A polícia encontrou no computador e no aparelho celular dele fotos que mostram sexo explícito envolvendo crianças. Também foram encontrados bichos de pelúcia e outros brinquedos, como bonecos de super-heróis, além de roupas infantis e Preservativos.
A pedofilia é mais uma face da Opressão e Exploração capitalista!
Para acabar com a pedofilia é preciso acabar com o Capitalismo!
A opressão feita sobre a mulher é uma das mais evidentes. Ainda que a virgindade feminina não seja mais um princípio para a grande maioria dos homens, as mulheres seguem sendo rotuladas e classificadas socialmente pela quantidade de parceiros sexuais que possuem e isso condiciona o quanto elas devem, ou não, ser respeitadas. A homofobia, outra forma de opressão, mas dessa vez sobre os homossexuais, também expressa a impossibilidade de que as pessoas vivam livremente a sua sexualidade: o homo/ bissexual é visto como um doente, um pervertido, uma pessoa que não sente afeto por ninguém e que "quer dar pra todo mundo". Mas e o homem heterossexual? Ainda que este não sofra o preconceito e a opressão, ele é, sim, pressionado a relacionar-se com o maior número possível de mulheres, mesmo sem vontade, e é educado a ver e a tratar a mulher enquanto um objeto sexual, além de não poder demonstrar afeto, fraqueza, e outros sentimentos.
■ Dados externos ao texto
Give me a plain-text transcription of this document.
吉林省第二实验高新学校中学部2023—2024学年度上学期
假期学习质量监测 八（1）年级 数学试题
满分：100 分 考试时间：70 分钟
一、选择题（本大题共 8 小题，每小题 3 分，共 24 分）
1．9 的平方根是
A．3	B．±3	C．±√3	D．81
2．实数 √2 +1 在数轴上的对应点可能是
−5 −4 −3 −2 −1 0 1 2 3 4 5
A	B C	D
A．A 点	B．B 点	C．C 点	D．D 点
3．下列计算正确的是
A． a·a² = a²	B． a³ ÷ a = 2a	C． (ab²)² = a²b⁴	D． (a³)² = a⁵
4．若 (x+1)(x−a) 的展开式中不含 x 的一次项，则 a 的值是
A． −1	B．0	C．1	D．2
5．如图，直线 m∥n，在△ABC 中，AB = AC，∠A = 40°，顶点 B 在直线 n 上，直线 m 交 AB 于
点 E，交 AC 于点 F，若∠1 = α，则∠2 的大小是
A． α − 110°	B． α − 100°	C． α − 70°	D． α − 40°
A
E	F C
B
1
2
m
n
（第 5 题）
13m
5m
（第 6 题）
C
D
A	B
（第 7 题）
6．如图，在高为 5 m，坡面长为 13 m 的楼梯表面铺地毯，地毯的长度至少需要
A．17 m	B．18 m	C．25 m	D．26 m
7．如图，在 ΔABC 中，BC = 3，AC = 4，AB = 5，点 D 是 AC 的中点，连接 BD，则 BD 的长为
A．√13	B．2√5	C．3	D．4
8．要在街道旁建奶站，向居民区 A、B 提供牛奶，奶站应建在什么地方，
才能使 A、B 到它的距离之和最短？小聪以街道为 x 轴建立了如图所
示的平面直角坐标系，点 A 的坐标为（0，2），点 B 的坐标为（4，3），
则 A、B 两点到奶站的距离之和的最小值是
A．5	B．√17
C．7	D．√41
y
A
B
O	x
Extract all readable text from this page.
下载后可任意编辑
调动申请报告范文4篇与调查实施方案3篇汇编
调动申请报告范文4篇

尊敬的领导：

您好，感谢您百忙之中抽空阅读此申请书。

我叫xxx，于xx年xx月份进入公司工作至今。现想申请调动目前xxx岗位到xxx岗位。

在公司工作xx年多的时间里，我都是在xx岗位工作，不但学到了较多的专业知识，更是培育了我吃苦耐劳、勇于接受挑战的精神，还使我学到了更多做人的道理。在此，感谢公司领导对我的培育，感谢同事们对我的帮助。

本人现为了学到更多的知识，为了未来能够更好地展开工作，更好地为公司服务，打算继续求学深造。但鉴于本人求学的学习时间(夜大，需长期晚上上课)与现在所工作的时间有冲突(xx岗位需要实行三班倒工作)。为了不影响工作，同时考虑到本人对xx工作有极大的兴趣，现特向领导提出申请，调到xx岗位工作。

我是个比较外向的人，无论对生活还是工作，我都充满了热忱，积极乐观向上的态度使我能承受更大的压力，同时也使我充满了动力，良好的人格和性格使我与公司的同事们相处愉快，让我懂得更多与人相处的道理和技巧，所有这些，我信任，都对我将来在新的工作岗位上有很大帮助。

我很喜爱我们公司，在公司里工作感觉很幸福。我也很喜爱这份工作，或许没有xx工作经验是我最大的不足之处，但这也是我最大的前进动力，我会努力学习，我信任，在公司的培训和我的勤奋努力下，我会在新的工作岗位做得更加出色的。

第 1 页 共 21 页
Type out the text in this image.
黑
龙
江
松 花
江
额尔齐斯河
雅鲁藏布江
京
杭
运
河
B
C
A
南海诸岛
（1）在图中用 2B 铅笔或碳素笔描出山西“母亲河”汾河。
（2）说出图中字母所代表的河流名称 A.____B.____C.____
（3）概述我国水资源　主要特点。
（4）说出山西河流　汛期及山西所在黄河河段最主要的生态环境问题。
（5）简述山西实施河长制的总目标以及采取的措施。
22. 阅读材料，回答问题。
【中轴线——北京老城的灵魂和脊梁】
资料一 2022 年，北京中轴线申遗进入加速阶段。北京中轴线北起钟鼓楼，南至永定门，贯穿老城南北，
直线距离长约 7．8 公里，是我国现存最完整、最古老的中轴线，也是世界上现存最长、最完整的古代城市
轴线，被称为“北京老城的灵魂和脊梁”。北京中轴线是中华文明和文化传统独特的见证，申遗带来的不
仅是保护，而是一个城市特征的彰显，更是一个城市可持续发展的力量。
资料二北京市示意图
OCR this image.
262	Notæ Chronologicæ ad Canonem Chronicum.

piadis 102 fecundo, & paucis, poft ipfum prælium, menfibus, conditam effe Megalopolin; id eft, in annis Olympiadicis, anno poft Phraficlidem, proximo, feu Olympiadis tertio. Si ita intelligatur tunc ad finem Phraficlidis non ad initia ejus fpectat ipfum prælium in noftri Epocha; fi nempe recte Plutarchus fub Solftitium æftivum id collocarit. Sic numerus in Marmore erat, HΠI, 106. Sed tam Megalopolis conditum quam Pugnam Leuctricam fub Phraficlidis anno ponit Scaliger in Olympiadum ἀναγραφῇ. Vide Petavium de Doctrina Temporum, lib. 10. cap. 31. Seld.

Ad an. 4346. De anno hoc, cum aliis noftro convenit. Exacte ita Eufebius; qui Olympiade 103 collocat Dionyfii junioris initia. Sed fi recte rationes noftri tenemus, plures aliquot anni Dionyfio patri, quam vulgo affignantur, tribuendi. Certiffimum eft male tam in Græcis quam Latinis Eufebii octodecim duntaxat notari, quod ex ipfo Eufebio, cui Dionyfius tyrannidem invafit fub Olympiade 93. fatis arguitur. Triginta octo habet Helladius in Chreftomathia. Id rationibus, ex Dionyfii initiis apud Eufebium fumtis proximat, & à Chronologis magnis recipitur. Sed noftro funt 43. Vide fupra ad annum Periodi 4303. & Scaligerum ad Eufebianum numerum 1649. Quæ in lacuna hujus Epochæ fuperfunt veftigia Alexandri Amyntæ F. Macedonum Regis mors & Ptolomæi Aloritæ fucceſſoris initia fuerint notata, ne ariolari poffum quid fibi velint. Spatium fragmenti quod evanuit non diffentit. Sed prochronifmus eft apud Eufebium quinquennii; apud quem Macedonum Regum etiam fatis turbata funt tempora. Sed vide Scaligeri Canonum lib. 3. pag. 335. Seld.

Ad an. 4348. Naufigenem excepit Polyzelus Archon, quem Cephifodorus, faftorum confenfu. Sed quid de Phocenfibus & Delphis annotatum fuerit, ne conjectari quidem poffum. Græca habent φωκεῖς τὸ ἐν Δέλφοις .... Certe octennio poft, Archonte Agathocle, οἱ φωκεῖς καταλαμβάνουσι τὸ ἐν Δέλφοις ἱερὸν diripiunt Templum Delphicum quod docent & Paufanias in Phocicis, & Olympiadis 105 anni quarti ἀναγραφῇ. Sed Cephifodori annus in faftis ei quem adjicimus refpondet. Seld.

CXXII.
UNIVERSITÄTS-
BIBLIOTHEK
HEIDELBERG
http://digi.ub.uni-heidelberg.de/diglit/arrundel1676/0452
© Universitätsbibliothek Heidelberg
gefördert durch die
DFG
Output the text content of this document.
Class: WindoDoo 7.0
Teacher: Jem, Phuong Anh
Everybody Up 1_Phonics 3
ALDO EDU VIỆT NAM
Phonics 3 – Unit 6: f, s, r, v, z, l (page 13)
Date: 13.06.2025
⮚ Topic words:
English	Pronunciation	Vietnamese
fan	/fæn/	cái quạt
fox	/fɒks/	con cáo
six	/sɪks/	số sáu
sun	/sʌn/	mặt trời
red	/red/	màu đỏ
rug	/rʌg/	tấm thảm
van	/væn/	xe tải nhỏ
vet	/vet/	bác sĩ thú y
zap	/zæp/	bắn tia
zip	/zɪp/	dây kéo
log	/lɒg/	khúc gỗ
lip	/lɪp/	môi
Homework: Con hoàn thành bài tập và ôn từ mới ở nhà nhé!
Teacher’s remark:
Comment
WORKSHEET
Em uma sociedade onde os sentimentos e as vontades não podem ser colocados de forma natural e honesta, as conseqüências não poderiam ser muito diferentes: pessoas adultas, reprimidas, que têm desejos e materializam os seus desejos através de práticas sexuais (forçadas) com crianças. E isso não é um mal exclusivo do capitalismo: toda a sociedade cujos pilares assentem-se sob a propriedade privada desenvolverá os mais variados tipos de deformações.
Não caiamos em discursos do tipo "mas com determinada idade já não é mais criança", "a sexualidade também faz parte da criança" e etc. É óbvio que a sexualidade faz parte do ser humano por toda a sua vida, mas ela é sentida e exercida de diferentes maneiras, a depender da etapa do desenvolvimento pela qual se está passando. O que estamos tratando aqui são de relações forçadas, que na maioria das vezes machucam as crianças, provocando danos não somente psicológicos, mas também físicos.
Assim, a responsabilidade sobre a pedofilia não recai sobre indivíduos específicos que, ao isolarmos do convívio social, teremos solucionado o problema: mesmo que todos os pedófilos do mundo sejam presos ou mortos, isso não impedirá que se desenvolvam outros.
A única solução para que se acabe não somente com a pedofilia, mas com as mais diversas "doenças" sexuais, é construir uma sociedade na qual todos possam expressar, viver e discutir a sexualidade de modo claro e honesto, sem preconceitos. Os tabus e preconceitos, sustentados a partir da ideologia burguesa, nada mais são do que uma forma de manter a opressão e exploração da mulher, a divisão da classe trabalhadora e o controle sobre a sexualidade a partir da ignorância e do medo. E uma sociedade realmente livre, em todos os sentidos, só pode existir se estiver sob o controle dos trabalhadores, dos que hoje são explorados e oprimidos, onde os meios de produção e as relações sociais existam para o desenvolvimento do ser humano, e não para o enriquecimento de meia dúzia de indivíduos, enfim em uma sociedade Socialista.